Objective: Develop a system of practice tools and procedures to prompt shared decision making in primary care. SDM-GRIP (Shared Decision Making Guidance Reminders in Practice) was developed for suspected stable coronary artery disease (CAD), prior to the percutaneous coronary intervention (PCI) decision.

Methods: Program evaluation of SDM-GRIP components: Grand Rounds, provider training (communication skills and clinical evidence), decision aid (DA), patient group visit, encounter decision guide (EDG), SDM provider visit.

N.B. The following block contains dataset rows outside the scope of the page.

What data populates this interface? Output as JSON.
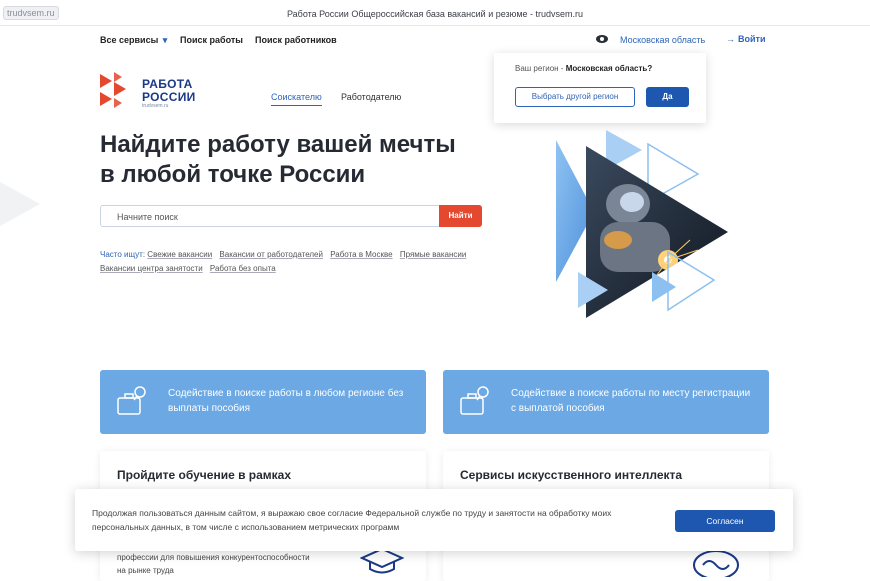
{
  "window": {
    "url_tag": "trudvsem.ru",
    "title": "Работа России Общероссийская база вакансий и резюме - trudvsem.ru"
  },
  "nav": {
    "services": "Все сервисы",
    "services_caret": "▾",
    "job_search": "Поиск работы",
    "worker_search": "Поиск работников",
    "region": "Московская область",
    "login": "Войти",
    "login_icon": "→"
  },
  "logo": {
    "line1": "РАБОТА",
    "line2": "РОССИИ",
    "line3": "trudvsem.ru"
  },
  "roles": {
    "seekers": "Соискателю",
    "employers": "Работодателю"
  },
  "region_popup": {
    "question_prefix": "Ваш регион - ",
    "question_region": "Московская область?",
    "other_button": "Выбрать другой регион",
    "yes_button": "Да"
  },
  "hero": {
    "title_line1": "Найдите работу вашей мечты",
    "title_line2": "в любой точке России",
    "search_placeholder": "Начните поиск",
    "search_button": "Найти",
    "frequent_label": "Часто ищут:",
    "frequent_tags": [
      "Свежие вакансии",
      "Вакансии от работодателей",
      "Работа в Москве",
      "Прямые вакансии",
      "Вакансии центра занятости",
      "Работа без опыта"
    ]
  },
  "cards_blue": [
    {
      "text": "Содействие в поиске работы в любом регионе без выплаты пособия"
    },
    {
      "text": "Содействие в поиске работы по месту регистрации с выплатой пособия"
    }
  ],
  "cards_white": [
    {
      "title": "Пройдите обучение в рамках",
      "sub": "профессии для повышения конкурентоспособности на рынке труда"
    },
    {
      "title": "Сервисы искусственного интеллекта"
    }
  ],
  "cookie": {
    "text": "Продолжая пользоваться данным сайтом, я выражаю свое согласие Федеральной службе по труду и занятости на обработку моих персональных данных, в том числе с использованием метрических программ",
    "accept": "Согласен"
  },
  "colors": {
    "brand_blue": "#1d57b0",
    "link_blue": "#2e64b8",
    "accent_red": "#e4482f",
    "card_blue": "#6ba8e4"
  }
}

Results: Participation-Physician training=73% (21/29); patient group visits=25% of patients with diagnosis of CAD contacted (43/168). SDM visits=16% (27/168). Among SDM visit pairs, 82% of responding providers reported using the EDG in SDM encounters. Patients valued the SDM-GRIP program, and wanted to discuss comparative effectiveness information with a cardiologist. SDM visits were routinely reimbursed.

Conclusion: Program elements were well received and logistically feasible. However, recruitment to an extra educational group visit was low. Future implementation will move SDM-GRIP to the point of routine ordering of non-emergent stress tests to retain pre-decision timing of PCI and to improve coordination of care, with SDM tools available across primary care and cardiology.

Practice implications: Guidance prompts and provider training appear feasible. Implementation at stress testing requires further investigation.